The 2015 report of Medicare’s trustees, released last week, finds that the HI trust fund will remain solvent — that is, able to pay 100 percent of the costs of the hospital insurance coverage that Medicare provides — through 2030.  Even in 2030, when the HI trust fund is projected for exhaustion, incoming payroll taxes and other revenue will still be sufficient to pay 86 percent of Medicare hospital insurance costs.  The share of costs covered by dedicated revenues will fall slowly to 80 percent in 2050 and then rise gradually to 84 percent in 2089.  Policymakers will need to close this shortfall by raising revenues, slowing the growth in costs, or most likely both.  But Medicare’s hospital insurance program will not run out of all financial resources and cease to operate after 2030, as the “bankruptcy” term may suggest.

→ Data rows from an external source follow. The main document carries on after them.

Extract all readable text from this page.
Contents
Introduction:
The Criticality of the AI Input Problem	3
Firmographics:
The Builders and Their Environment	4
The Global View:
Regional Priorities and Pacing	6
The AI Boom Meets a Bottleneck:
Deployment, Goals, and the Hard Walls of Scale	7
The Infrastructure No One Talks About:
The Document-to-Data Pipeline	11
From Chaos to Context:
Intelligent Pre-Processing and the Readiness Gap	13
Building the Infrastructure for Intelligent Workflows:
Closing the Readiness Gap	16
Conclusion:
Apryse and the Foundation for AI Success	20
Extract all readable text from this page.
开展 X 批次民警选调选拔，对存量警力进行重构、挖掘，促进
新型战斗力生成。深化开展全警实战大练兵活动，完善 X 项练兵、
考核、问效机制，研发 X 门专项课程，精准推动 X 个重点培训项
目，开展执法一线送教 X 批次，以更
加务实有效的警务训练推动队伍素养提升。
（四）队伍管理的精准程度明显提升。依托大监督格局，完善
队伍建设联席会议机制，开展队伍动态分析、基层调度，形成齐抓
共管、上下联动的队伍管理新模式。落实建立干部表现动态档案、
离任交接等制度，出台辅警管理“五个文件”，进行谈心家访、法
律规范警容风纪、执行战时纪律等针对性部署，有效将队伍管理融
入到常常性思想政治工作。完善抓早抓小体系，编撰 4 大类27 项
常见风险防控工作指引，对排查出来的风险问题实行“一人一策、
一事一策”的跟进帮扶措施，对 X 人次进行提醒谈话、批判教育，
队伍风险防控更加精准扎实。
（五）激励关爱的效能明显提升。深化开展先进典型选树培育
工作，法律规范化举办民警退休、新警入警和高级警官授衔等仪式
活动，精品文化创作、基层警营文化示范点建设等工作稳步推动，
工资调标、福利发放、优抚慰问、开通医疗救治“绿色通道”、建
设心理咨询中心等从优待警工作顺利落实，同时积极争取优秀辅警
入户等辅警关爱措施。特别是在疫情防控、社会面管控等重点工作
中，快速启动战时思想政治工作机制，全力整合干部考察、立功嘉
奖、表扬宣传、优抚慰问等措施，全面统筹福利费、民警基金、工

Health reform, along with other factors, has significantly improved Medicare’s financial outlook, boosting revenues and making the program more efficient.  The trustees now project that the HI trust fund will remain solvent 13 years longer than before health reform was enacted.  And the HI program’s projected 75-year shortfall of 0.68 percent of taxable payroll is much less than the 3.88 percent of payroll that the trustees estimated before health reform.  (See chart.)  This means that Congress could close the projected funding gap by raising the Medicare payroll tax — now 1.45 percent each for employers and employees — to 1.8 percent, or by enacting an equivalent mix of program cuts and tax increases.

The 2030 date doesn’t apply to Medicare coverage for physician and outpatient costs or to the Medicare prescription drug benefit.  These parts of Medicare don’t face insolvency and can’t run short of funds.  They’re financed through the program’s Supplementary Medical Insurance (SMI) trust fund, which consists of two separate accounts — one for Medicare Part B, which pays for physician and other outpatient health services, and one for Part D, which pays for outpatient prescription drugs.  Premiums for Part B and Part D are set each year at levels that cover about 25 percent of costs; general revenues pay the remaining 75 percent. Therefore, SMI cannot go “bankrupt.”